Портрет действительно скучал и казался готов продолжить нашу ссору, посматривая на меня холодно и выжидающе, однако сперва я закрылся в комнате, чтобы написать несколько писем, в том числе Ларсу, отослав ему список поручений, к выполнению которых он должен был немедленно приступить.

— Хочу рассказать тебе, что мы нашли в Отделе Тайн, — произнес я, вернувшись на кухню и сев за стол напротив портрета. Лицо Волдеморта оставалось неподвижным, будто он не до конца верил моему желанию, но я не стал его мучать и пересказал все, что произошло в тот день, когда мы втроем спустились в комнату с Аркой, а потом нашли его прикованное к стулу тело, не упомянув, правда, о речи Поттера перед объективом телефона.

— Никаких следов души патронус не увидел, — закончил я. — Вариантов здесь два — либо она уже там, где души всех мертвых, либо, если она еще здесь…

— Она здесь, — глухо сказал Риддл. Он смотрел мимо меня в угол кухни. — Ее кто‑то держит. Ты уверен, что в Отделе ее нет?

— Не уверен. У нас было мало времени, и мы не могли обыскивать каждую комнату. Но мы решили, что у невыразимцев нет мотива ее удерживать. Им нужны твои знания, поэтому они оставили тело. Какой им прок с души, тем более с такой?
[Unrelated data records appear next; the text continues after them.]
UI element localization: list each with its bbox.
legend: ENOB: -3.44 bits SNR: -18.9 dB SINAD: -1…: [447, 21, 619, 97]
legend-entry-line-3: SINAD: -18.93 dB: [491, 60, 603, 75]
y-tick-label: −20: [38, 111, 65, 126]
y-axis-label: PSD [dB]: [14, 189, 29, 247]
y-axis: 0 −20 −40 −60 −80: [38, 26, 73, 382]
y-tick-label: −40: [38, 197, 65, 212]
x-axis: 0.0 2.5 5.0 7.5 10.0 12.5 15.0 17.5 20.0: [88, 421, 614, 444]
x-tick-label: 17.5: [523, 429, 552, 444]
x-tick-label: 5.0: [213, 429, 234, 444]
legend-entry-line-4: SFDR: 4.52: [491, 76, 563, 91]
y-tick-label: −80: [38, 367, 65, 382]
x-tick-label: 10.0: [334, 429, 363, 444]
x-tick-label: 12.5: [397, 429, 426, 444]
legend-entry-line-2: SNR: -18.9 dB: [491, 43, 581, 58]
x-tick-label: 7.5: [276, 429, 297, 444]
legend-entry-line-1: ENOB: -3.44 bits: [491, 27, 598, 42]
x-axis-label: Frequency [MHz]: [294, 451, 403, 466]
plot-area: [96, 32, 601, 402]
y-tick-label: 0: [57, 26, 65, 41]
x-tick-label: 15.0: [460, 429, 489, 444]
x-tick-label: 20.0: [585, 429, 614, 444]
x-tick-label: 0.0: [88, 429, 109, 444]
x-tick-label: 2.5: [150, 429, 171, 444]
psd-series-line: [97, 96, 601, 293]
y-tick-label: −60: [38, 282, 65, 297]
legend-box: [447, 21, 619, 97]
Риддл быстро поднял глаза, но потом вздохнул и стряхнул с мантии неведомые пылинки.

— Думаешь, я сижу здесь и жалею о прошлом?

— У тебя нет прошлого. Тебе всего месяц. Жалеешь ты о чем‑то или нет, это прошлое не твое, а той души, которая, как тебе кажется, всё ещё в этом мире.

— Мне не кажется, — процедил портрет, резко подняв голову. — Я знаю. Есть вещи, в которых ты просто уверен. Если бы моя душа была где‑то еще, если бы она сгинула, растворилась в небытии после смерти тела, я бы это знал. Я бы чувствовал себя завершенным. А она — как сквозняк, как щель в окне, откуда тянет холодом и тоской. Она не даст мне покоя, пока остаётся здесь в таком состоянии.

— Об ее состоянии надо было думать раньше, — огрызнулся я. Слышать от Волдеморта такие слова было почти противно. В отличии от меня, портрет проявил выдержку и не стал пререкаться.

— Раньше я думал о других вещах, — спокойно сказал он. — А сейчас — об этих. Всему свое время, Линг.

Я молчал, понимая, почему разозлен: это была реакция на жалобу, на слабость, которую я не хотел видеть и не хотел прощать. Конечно, в чем‑то он прав — в конце концов, это была его жизнь, и если он распорядился ею так по–дурацки…

— Знаю, ты не можешь простить мне Северуса, — проговорил портрет, — и мне жаль, что все так вышло. Мне действительно жаль.